Jovem, altiva e assertiva
A médica Luana Araújo prova que segurança, boa formação e altivez são remédios poderosos contra a misoginia e o negacionismo
Luana Araújo é uma médica jovem, que chegou à Comissão Parlamentar de Inquérito um dia após a constrangedora inquirição de Nise Yamaguchi, a mais notória defensora do tal tratamento precoce para Covid-19. Se colocarmos os dois depoimentos em perspectiva, percebemos que não poderíamos ter mulheres com perfis mais diferentes no papel de convidadas da CPI.
Araújo foi dispensada de cargo em secretaria do Ministério da Saúde antes mesmo de ser empossada, apenas 8 dias após sua indicação. O grupo de oposição ao governo viu no fato uma oportunidade de demonstrar o boicote sistemático do presidente Jair Bolsonaro à autonomia de seus ministros da saúde.
Diante dos senadores para explicar as possíveis razões de sua não permanência, a médica não titubeou. Com altivez, se impôs pela forma assertiva e segura com que rebatia os parlamentares, fosse para dizer que não tinha resposta para o que parecia ser um movimento político de restrição ao seu nome, fosse para desconstruir pacientemente os discursos e as fake news da ala governista da CPI.
Qualificou como esdrúxula e anacrônica a discussão sobre uso da cloroquina, declarou de forma peremptória que a imunidade de rebanho é impossível de atingir e esclareceu equívocos sobre nomenclaturas e métodos próprios da pesquisa científica na área médica.
Marcos Rogério (DEM-AP), Eduardo Girão (Podemos-CE), Heinze (PP-RS) e cia não tiveram espaço para sua propaganda farmacológica.

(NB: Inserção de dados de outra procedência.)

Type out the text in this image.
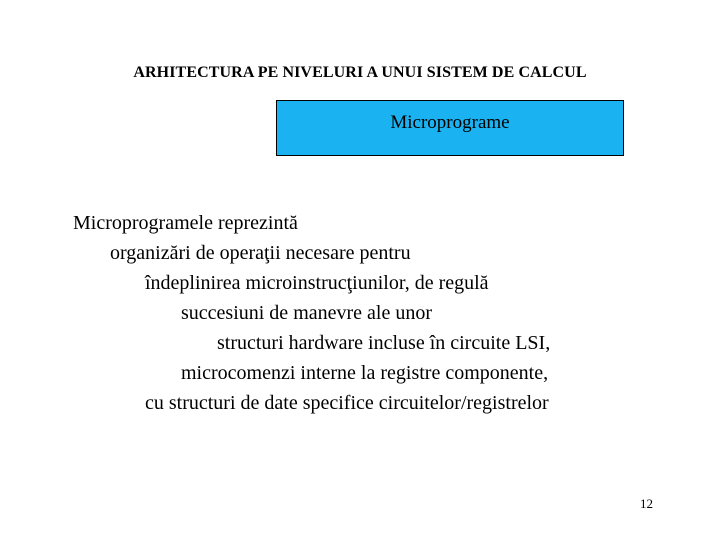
ARHITECTURA PE NIVELURI A UNUI SISTEM DE CALCUL
Microprograme
Microprogramele reprezintă
organizări de operaţii necesare pentru
îndeplinirea microinstrucţiunilor, de regulă
succesiuni de manevre ale unor
structuri hardware incluse în circuite LSI,
microcomenzi interne la registre componente,
cu structuri de date specifice circuitelor/registrelor
12
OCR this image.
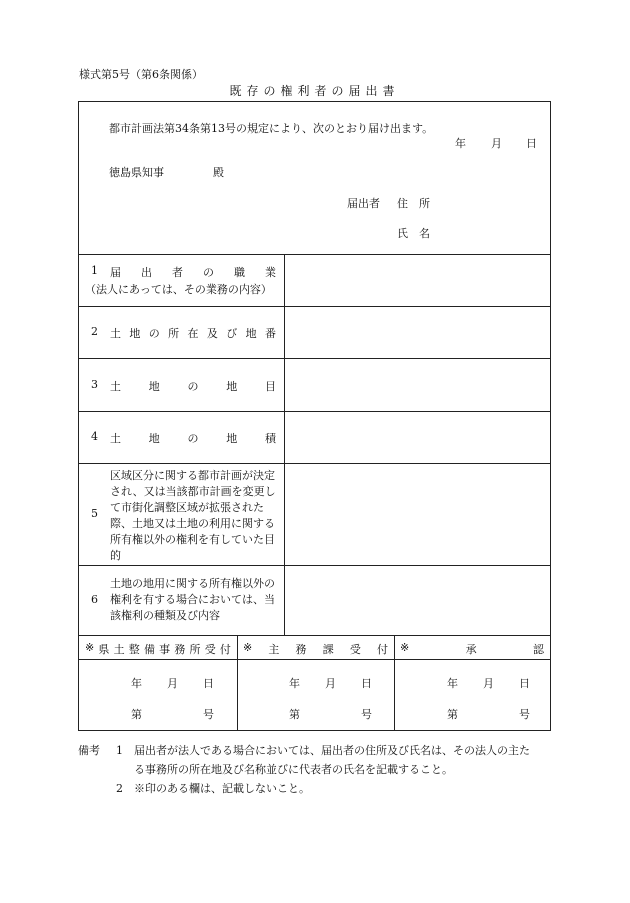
様式第5号（第6条関係）
既存の権利者の届出書
都市計画法第34条第13号の規定により、次のとおり届け出ます。
年 月 日
徳島県知事	殿
届出者 住　所
氏　名
1 届 出 者 の 職 業
（法人にあっては、その業務の内容）
2 土 地 の 所 在 及 び 地 番
3 土	地	の	地	目
4 土	地	の	地	積
5
区域区分に関する都市計画が決定され、又は当該都市計画を変更して市街化調整区域が拡張された際、土地又は土地の利用に関する所有権以外の権利を有していた目的
6
土地の地用に関する所有権以外の権利を有する場合においては、当該権利の種類及び内容
※ 県 土 整 備 事 務 所 受 付 ※ 主 務 課 受 付 ※	承	認
年 月 日
第	号
年 月 日
第	号
年 月 日
第	号
備考	1	届出者が法人である場合においては、届出者の住所及び氏名は、その法人の主た
る事務所の所在地及び名称並びに代表者の氏名を記載すること。
2	※印のある欄は、記載しないこと。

De forma didática, Luana Araújo explicou os limites da autonomia médica e detalhou por que é absurda a previsão de tratamento experimental e sabidamente ineficaz como política pública de combate à pandemia.
A performance da médica animou a ala independente e oposicionista da comissão. Araújo deu corpo e substância à tese de que o governo foi negligente, apostando na imunidade de rebanho e no investimento em remédios sem efeito para cura e com potencial impacto sobre as taxas de mortalidade. A rigor, sequer precisaria das perguntas, a médica teve por todo tempo o controle da condução de seu discurso habilmente preparado para rebater os argumentos que ela já conhecia de outras inquirições. Gracejou algumas vezes e, pelo gracejo, ajudou a apequenar os já débeis defensores do indefensável.
Depois de várias sessões em que o Senado Federal serviu de palco ao negacionismo e à pseudociência de médicos como Yamaguchi e Mayra Pinheiro, foi um sopro de esperança perceber que ainda há profissionais comprometidos com políticas públicas eficientes, racionais e baseadas em evidência. Assim como ocorreu com a médica Ludhmila Hajjar, o Brasil perdeu mais uma ótima oportunidade para ter profissionais de ponta à frente de postos estratégicos no Poder Executivo Federal.
Luana Araújo deixa para as mulheres que a assistiram uma lição preciosa: nada como uma postura firme, segura e uma assertividade bem dosada para neutralizar a misoginia explícita de muitos homens menos capazes e despreparados que ocupam espaços de poder pelo país. Sua autoridade se impôs, e, após horas de demonstração inequívoca de competência, foi capaz de desestimular até as piadinhas quase sempre sem graça do senador Omar Aziz (PSD-AM).
Brava, Luana, deu gosto de ver e ouvir.